In the months since Donald Trump’s stunning presidential victory, media outlets have obsessed over his voters—who they are and what their motivations might have been. Many have credited his win to "working-class whites,” a segment of society that has been laid low by opioid addiction and income inequality, in part because it made a compelling narrative.
The data tell a different story. According to an analysis by the Washington Post, Trump’s voting bloc was primarily comprised of middle- and upper-income Americans. An NBC poll of Trump voters from March 2016 showed that only one-third of his supporters had incomes lower than $50,000, while the other two-thirds made more than $50,000.
A similar trend arose in the general election as well. According to the American National Election Study, 35 percent of people who said they voted for Trump had household incomes under $50,000. The other two-thirds of Trump voters “came from the better-off half of the economy.”
Another component of the "working-class whites" narrative was the lack of a college education among most Trump voters, as 69 percent of his supporters in the general election did not have a college degree. But polling data from NBC also showed that about 70 percent of Republicans had not graduated from a college or university, so that number was not an aberration.

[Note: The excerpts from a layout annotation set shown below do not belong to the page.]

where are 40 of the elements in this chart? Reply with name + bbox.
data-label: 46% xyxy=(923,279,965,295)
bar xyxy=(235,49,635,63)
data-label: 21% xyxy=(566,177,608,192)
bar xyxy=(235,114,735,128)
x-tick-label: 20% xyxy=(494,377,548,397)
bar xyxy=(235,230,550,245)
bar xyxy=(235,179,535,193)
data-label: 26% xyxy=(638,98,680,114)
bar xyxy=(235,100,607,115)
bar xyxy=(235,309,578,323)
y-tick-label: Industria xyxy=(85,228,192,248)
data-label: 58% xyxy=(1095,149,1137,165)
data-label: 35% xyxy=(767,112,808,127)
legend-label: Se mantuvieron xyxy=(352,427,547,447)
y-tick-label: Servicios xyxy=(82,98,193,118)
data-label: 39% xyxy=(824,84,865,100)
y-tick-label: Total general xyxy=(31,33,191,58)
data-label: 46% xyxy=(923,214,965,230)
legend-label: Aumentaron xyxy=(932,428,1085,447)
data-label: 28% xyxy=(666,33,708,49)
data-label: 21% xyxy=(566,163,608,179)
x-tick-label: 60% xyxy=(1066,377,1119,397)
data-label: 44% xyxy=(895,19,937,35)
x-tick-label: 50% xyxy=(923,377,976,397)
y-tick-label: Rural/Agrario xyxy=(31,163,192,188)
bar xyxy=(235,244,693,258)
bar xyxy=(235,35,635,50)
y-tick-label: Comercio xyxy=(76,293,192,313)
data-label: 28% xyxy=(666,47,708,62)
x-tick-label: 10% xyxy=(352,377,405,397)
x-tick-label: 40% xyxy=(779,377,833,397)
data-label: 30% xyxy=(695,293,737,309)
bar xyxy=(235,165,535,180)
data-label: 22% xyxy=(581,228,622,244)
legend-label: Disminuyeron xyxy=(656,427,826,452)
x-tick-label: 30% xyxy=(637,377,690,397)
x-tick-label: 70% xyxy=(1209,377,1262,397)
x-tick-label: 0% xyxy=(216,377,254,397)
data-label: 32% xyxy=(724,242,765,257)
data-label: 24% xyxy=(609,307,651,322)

It is also the case that the lack of a college degree is not intrinsically tied to a person’s income—less education does not necessarily equate to being a member of the poor or working class. Only 25 percent of Trump voters were white people without college degrees making below the $50,000 median income. In fact, nearly 60 percent of white Trump voters without college degrees were making over $50,000, placing them in the “top-half of income distribution.” Data also show that one in five Trump voters actually made over $100,000 in household income, again exposing gaping holes in the narrative that the white working-class is mostly responsible for Trump’s win.